Treatment of drug-induced agranulocytosis with recombinant GM-CSF.

A 53-year male patient, treated for rheumatoid arthritis with sulphasalazine, developed a total agranulocytosis. When this state had prevailed for at least 10 d no bone marrow granulocyte progenitor cells were detectable. Intravenous GM-CSF treatment was initiated 5 d later, and the patient recovered within the next 6 d. GM-CSF treatment for severe agranulocytosis deserves further investigation.

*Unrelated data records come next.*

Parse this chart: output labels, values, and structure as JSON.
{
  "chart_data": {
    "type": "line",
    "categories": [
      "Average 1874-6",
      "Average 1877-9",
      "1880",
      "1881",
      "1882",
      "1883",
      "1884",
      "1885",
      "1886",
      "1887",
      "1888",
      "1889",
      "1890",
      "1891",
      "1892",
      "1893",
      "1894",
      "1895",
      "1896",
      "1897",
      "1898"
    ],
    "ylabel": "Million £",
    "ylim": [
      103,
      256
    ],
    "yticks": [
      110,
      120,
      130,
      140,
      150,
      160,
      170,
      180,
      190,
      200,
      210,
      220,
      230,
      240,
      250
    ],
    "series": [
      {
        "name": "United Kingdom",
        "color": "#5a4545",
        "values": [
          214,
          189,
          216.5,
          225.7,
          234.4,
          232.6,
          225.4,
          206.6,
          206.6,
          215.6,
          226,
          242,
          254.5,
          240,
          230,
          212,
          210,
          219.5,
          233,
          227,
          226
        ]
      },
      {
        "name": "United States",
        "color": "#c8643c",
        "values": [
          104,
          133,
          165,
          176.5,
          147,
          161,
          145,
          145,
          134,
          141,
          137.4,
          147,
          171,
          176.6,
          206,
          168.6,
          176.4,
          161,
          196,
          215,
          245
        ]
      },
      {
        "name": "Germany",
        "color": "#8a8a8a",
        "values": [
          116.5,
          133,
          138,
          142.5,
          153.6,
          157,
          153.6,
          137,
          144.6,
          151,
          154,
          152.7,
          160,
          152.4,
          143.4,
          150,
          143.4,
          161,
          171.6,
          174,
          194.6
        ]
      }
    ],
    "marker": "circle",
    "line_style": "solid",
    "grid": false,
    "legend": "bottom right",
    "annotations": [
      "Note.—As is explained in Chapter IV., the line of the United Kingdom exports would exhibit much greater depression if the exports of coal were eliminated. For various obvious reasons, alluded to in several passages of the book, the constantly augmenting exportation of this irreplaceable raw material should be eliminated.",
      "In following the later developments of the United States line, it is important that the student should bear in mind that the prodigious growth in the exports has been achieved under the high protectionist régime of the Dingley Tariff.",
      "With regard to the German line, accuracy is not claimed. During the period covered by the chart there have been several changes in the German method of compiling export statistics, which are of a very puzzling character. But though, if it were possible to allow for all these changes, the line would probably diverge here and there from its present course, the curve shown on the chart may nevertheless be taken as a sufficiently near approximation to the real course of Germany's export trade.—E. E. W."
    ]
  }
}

Effect of sulphasalazine and sulphapyridine on neutrophil superoxide production: role of cytosolic free calcium.

As the neutrophil granulocyte plays an important part in rheumatoid inflammation the effect of sulphasalazine on neutrophil function was studied. The results show that sulphasalazine, and its metabolite sulphapyridine, inhibit neutrophil superoxide production elicited by the receptor mediated stimulus N-formyl-methionyl-leucyl-phenyl-alanine (fMLP) and by the calcium ionophore A23187. This effect seems to be dependent on inhibition of intracellular Ca++ increase as both substances reduce this increase upon cell activation with fMLP and A23187. Sulphasalazine and sulphapyridine do not inhibit superoxide production after stimulation with the ester phorbol myristate acetate, a stimulus response coupling which is independent of intracellular Ca++ increase. The reported inhibition of superoxide generation may explain, at least partly, the antirheumatic property of sulphasalazine.